Thompson discovered a remarkable relationship: the rate at which the horse worked appeared to be directly proportional to the temperature of the boring tool and the hot metal chips it produced. Later, in the middle of the 19th century in England, James Joule performed careful experiments which confirmed Thompson's observations. At about the same time, Robert Mayer, a young German physician, arrived at a fundamental insight, namely that the muscular energy expended by the horse can be changed into another form: heat or motion of the molecules of the brass, but that energy is conserved in the process, and cannot be created or destroyed.

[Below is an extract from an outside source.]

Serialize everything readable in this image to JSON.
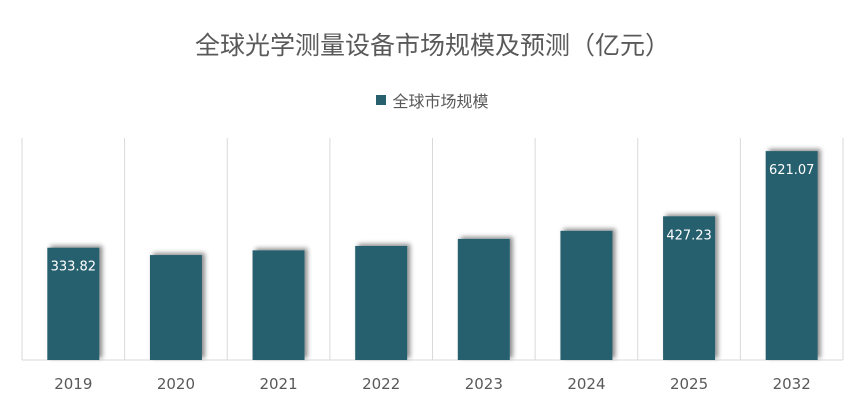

Applying this same principle to the case of the operation of a particle accelerator, Savage argues that within all particle accelerators, the high energy collision processes that lead to the creation of new massive particles in the collision of such particles as electrons and positrons or protons and anti-protons follow the same basic principle of energy conservation. Savage thus asks: is not the electromagnetic energy that powers the particle accelerator what horsepower was to the cannon borer?
Savage points out that at the present advanced stage of high energy physics, we know that electromagnetic energy is able to produce extremely high energy conditions which physicists believe prevailed at a very early stage of the universe's existence. He asks whether it might not also be the case that the universe, at such an early stage of its existence, would have "employed" electromagnetic energy to produce the same magnitude of prevailing high energy conditions and high energy particle interactions on a macrophysical scale which are produced today on a microphysical scale by particle accelerators.
His answer, like my own, is that the underlying fundamental physical nature of anything and everything that can be produced by more powerful accelerators will be some form or another of electromagnetic energy."
Ernest J. Sternglass, "Before the Big Bang: the Origins of the Universe and the Nature of Matter," pp. 288-289 (2nd edition 2001).